The relational database storing all microarray data generated by CEG researchers and processed by the Bioinformatics Core is based on the MySQL version of ArrayExpress (Brazma et al. 2003), MaxD (http://www.bioinf.man.ac.uk/ microarray/maxd/ index.html). The database is MAGE-OM compliant (Spellman et al. 2002) and associated tools of MaxD system allow for tools for the automatic creation of MAGE-ML and MIAMI compliant XML representations of the data. We have developed a suite of R procedures for creating, maintaining and querying databases based on MaxD schema using the RMySQL package. The web page supporting the querying the breast cancer genomics data is utilizing in part the CGIwithR package. To download data from the Gene Expression Omnibus (GEO) database, we make use of the Bioconductor package GEOquery.

Data Analysis

Processing and analysis of all data is done in R utilizing various procedures. The large scale data analysis of all data in the database will be performed using the Context Specific Infinite Mixture Model and related in-house developed tools.
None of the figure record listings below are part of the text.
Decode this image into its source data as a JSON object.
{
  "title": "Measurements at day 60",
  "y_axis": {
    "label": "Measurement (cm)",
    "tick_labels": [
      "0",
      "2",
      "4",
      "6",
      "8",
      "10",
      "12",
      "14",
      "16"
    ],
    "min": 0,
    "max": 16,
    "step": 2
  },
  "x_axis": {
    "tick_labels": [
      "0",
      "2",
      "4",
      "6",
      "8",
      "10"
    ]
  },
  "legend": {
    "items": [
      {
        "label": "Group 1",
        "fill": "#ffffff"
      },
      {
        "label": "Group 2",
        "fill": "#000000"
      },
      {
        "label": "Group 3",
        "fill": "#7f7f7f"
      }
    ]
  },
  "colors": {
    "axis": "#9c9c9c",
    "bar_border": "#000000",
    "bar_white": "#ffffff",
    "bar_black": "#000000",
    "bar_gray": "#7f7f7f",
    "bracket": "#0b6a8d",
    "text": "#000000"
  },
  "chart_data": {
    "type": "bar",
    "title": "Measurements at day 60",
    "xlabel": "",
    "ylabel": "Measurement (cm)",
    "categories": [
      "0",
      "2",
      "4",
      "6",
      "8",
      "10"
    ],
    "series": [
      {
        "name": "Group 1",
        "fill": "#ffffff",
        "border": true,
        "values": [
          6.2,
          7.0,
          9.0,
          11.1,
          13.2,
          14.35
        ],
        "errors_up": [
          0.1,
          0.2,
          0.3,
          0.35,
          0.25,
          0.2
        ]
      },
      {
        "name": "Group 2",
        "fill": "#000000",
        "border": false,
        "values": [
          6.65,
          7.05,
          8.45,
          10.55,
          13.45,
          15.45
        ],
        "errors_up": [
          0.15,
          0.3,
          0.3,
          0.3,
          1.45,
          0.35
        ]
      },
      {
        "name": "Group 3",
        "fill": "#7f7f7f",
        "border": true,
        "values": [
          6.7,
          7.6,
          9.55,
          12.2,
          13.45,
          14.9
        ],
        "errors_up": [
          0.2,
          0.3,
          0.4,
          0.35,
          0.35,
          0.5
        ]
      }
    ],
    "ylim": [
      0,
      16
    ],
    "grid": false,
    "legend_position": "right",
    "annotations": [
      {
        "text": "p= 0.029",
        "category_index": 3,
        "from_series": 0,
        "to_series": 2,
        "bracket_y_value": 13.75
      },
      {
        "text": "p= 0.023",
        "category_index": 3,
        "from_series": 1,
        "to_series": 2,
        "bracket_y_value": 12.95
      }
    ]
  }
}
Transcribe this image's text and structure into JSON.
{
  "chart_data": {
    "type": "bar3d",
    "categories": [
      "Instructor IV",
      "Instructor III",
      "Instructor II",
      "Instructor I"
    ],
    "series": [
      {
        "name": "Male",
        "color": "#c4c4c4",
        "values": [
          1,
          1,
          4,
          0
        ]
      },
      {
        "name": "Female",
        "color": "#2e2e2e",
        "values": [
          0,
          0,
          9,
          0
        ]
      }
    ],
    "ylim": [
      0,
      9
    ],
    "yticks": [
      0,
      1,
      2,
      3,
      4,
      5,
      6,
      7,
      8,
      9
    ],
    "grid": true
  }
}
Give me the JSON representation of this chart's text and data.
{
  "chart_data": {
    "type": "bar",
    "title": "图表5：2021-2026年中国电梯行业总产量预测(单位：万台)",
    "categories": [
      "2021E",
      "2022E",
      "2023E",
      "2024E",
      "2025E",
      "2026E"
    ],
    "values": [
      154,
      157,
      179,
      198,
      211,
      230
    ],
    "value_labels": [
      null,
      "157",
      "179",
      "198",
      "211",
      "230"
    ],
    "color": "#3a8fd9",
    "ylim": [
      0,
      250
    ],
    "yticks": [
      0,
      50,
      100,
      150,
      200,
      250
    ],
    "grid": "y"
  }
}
People Involved and Role in this Project

Mario Medvedovic, PhD - leading the effort.

Kaustubh Shinde, MS - database administrator and data analyst. Constructing and maintaining all relational databases,
designing the web-page facilitating querying of the data.

Xiangdong Liu, MS - system administrator and Bayesian data mining specialist. Maintains all servers, performs complex
data mining tasks (PhD candidate in Computer Science)

Maureen Sartor, MS - research associate in charge of analyzing all microarray data generated by the UC Genomics core.

Prachi Kothiyal, - PhD student in bioinformatics. Download, processing and analysis of public datasets.